Tuesday, December 29, 2015

Daytrippin': On the hunt for the Holy Grail at the Rosslyn Chapel

Rosslyn Chapel in the noon day sun. Click for more photos.

It was a beautiful day to go daytrippin' and use the last day of my bus pass. The weather dutifully led me to Roslin, Scotland, to the Rosslyn Chapel, of the Knights Templar fame.

No, I did not see Tom Hanks, nor do I have any insights for the folks digging at Oak Island (which I'd just like to add is also an island in N.C.).

But, yes, I can attest to the words David Roberts spoke in 1842:

"There is a combination of light and shade I have never met with any subject, colour and richness of detail peculiar to itself."

He, of course, was talking as a painter, and today I can only talk in words.

I actually appreciated that the Rosslyn Chapel Trust has a strict no-photos policy for the inside of the chapel, so you can enjoy the ornate, yet compact, space without tens of people's flashes going off the whole time. Although I do not take photos inside of churches as a personal taboo, I even would have taken some today.

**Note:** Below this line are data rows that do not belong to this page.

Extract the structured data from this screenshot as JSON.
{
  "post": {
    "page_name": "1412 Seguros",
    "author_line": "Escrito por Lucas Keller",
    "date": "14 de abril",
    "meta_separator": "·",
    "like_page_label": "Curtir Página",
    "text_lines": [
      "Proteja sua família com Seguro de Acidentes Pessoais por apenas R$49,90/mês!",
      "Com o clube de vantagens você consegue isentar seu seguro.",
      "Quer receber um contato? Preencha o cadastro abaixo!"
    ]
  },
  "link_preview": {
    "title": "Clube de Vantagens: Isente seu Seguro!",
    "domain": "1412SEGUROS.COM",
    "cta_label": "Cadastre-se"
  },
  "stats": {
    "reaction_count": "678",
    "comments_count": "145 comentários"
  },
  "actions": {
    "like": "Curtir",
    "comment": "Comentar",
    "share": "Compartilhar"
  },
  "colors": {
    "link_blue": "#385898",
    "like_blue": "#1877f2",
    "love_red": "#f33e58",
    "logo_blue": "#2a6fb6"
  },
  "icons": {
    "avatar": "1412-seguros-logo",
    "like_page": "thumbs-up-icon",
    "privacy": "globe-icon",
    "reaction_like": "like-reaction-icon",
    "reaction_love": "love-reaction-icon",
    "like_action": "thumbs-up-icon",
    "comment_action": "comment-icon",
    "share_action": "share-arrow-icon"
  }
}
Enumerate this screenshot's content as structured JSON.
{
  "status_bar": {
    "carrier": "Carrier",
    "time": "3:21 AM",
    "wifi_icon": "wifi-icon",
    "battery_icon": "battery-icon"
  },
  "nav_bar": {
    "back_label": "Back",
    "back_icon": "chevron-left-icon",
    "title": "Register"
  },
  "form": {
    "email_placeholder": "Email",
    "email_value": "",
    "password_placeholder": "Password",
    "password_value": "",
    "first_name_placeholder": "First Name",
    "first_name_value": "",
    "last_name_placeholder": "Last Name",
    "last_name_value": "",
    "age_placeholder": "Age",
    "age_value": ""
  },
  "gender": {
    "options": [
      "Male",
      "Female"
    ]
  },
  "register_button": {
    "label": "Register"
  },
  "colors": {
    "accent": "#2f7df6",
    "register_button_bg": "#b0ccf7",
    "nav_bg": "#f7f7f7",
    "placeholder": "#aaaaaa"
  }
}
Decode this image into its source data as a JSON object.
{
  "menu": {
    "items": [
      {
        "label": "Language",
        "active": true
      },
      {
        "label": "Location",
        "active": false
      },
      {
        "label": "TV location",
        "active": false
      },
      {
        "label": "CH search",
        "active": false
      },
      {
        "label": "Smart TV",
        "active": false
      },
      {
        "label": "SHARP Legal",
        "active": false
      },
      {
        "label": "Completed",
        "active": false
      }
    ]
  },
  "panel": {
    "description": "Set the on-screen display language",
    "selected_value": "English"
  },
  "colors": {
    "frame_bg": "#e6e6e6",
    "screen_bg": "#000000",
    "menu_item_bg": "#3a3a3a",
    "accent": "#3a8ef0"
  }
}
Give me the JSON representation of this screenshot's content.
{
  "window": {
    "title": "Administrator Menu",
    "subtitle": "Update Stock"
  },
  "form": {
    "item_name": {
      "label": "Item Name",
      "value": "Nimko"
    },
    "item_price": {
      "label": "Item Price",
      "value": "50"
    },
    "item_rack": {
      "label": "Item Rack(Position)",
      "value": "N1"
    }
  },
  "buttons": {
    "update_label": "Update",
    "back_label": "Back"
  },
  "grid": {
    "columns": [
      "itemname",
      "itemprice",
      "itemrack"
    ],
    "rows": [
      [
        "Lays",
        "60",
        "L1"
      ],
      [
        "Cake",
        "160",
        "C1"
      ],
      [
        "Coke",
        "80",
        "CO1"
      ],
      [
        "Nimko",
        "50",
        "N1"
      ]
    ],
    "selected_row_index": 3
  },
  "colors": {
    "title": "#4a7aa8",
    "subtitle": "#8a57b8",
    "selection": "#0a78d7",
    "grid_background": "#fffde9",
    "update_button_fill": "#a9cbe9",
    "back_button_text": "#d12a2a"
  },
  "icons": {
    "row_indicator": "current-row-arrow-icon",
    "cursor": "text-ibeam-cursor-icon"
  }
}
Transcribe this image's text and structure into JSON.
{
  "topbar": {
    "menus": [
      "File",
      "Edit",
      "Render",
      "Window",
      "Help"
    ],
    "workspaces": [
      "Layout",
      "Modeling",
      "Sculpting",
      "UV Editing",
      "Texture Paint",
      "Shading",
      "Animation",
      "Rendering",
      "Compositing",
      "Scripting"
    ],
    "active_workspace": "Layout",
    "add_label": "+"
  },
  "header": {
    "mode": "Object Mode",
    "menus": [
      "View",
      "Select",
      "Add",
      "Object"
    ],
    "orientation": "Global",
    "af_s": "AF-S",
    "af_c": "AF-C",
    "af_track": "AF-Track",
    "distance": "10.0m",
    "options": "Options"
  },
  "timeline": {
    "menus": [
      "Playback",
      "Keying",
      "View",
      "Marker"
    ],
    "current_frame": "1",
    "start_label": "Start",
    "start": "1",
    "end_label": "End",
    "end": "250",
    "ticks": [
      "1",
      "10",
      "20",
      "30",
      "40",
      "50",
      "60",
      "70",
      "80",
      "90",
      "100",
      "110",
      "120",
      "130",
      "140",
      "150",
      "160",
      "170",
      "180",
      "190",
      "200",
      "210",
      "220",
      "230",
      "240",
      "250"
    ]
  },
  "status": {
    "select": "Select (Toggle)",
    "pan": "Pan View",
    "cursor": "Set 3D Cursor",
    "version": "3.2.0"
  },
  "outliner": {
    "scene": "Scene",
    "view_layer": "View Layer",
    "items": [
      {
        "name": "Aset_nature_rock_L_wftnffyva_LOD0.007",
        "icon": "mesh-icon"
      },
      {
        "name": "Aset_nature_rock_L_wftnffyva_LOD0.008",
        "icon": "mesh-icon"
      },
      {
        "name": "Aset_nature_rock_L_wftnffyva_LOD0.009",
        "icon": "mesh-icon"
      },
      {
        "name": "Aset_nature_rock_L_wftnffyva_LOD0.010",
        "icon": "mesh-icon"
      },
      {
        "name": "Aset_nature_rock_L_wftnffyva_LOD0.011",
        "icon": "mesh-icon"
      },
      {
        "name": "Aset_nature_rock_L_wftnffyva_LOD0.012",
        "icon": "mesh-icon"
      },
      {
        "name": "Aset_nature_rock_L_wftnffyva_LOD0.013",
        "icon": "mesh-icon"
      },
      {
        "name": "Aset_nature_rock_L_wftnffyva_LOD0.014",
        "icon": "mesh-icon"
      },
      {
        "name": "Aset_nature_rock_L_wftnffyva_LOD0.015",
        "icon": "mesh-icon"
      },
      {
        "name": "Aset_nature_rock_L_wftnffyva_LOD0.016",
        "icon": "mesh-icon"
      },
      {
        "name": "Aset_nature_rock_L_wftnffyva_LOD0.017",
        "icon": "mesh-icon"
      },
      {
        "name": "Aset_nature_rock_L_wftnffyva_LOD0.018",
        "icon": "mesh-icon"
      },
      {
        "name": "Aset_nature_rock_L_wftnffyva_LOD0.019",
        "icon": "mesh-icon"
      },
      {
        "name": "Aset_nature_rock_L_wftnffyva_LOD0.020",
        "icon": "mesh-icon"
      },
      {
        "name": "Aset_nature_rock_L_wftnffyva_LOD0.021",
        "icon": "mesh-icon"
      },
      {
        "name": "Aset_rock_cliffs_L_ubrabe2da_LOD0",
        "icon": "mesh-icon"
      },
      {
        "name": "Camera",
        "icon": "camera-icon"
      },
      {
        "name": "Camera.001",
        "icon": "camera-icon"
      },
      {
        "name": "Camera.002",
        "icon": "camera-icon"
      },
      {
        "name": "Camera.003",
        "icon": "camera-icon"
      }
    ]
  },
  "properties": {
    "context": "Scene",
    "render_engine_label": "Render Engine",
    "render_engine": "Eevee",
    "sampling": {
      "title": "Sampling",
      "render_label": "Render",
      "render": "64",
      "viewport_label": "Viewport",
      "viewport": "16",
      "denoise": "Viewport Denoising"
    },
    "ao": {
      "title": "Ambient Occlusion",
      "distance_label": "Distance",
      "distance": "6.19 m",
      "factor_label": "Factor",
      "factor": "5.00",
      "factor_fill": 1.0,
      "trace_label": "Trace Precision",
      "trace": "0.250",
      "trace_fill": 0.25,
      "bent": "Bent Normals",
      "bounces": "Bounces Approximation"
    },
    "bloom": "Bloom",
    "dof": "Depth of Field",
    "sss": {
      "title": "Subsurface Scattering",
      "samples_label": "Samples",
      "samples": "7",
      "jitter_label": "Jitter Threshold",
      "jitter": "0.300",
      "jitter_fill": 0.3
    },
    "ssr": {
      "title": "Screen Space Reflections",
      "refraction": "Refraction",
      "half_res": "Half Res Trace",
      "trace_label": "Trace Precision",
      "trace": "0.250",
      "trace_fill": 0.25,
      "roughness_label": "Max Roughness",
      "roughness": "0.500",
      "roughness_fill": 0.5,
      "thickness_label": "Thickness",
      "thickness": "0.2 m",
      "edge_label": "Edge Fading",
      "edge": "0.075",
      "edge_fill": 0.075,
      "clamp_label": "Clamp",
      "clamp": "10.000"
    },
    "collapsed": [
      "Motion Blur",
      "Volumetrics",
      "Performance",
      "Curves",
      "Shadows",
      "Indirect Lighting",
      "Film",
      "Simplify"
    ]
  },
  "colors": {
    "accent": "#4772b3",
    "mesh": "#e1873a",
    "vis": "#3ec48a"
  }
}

There is so much to see on the inside that you could spend days in there and still see some new detail (this was probably the best book I saw in the gift shop about the symbology, if you're curious). There is a curious mix of meaning in the stone carvings and I wonder, as those who've come before me, what the St. Clair clan was thinking. More than 100 green men peek out of the corners and from next to angels.

But, these photos will have to suffice as a glimpse of the picturesque countryside chapel (and a stately churchyard yew, Taxus baccata).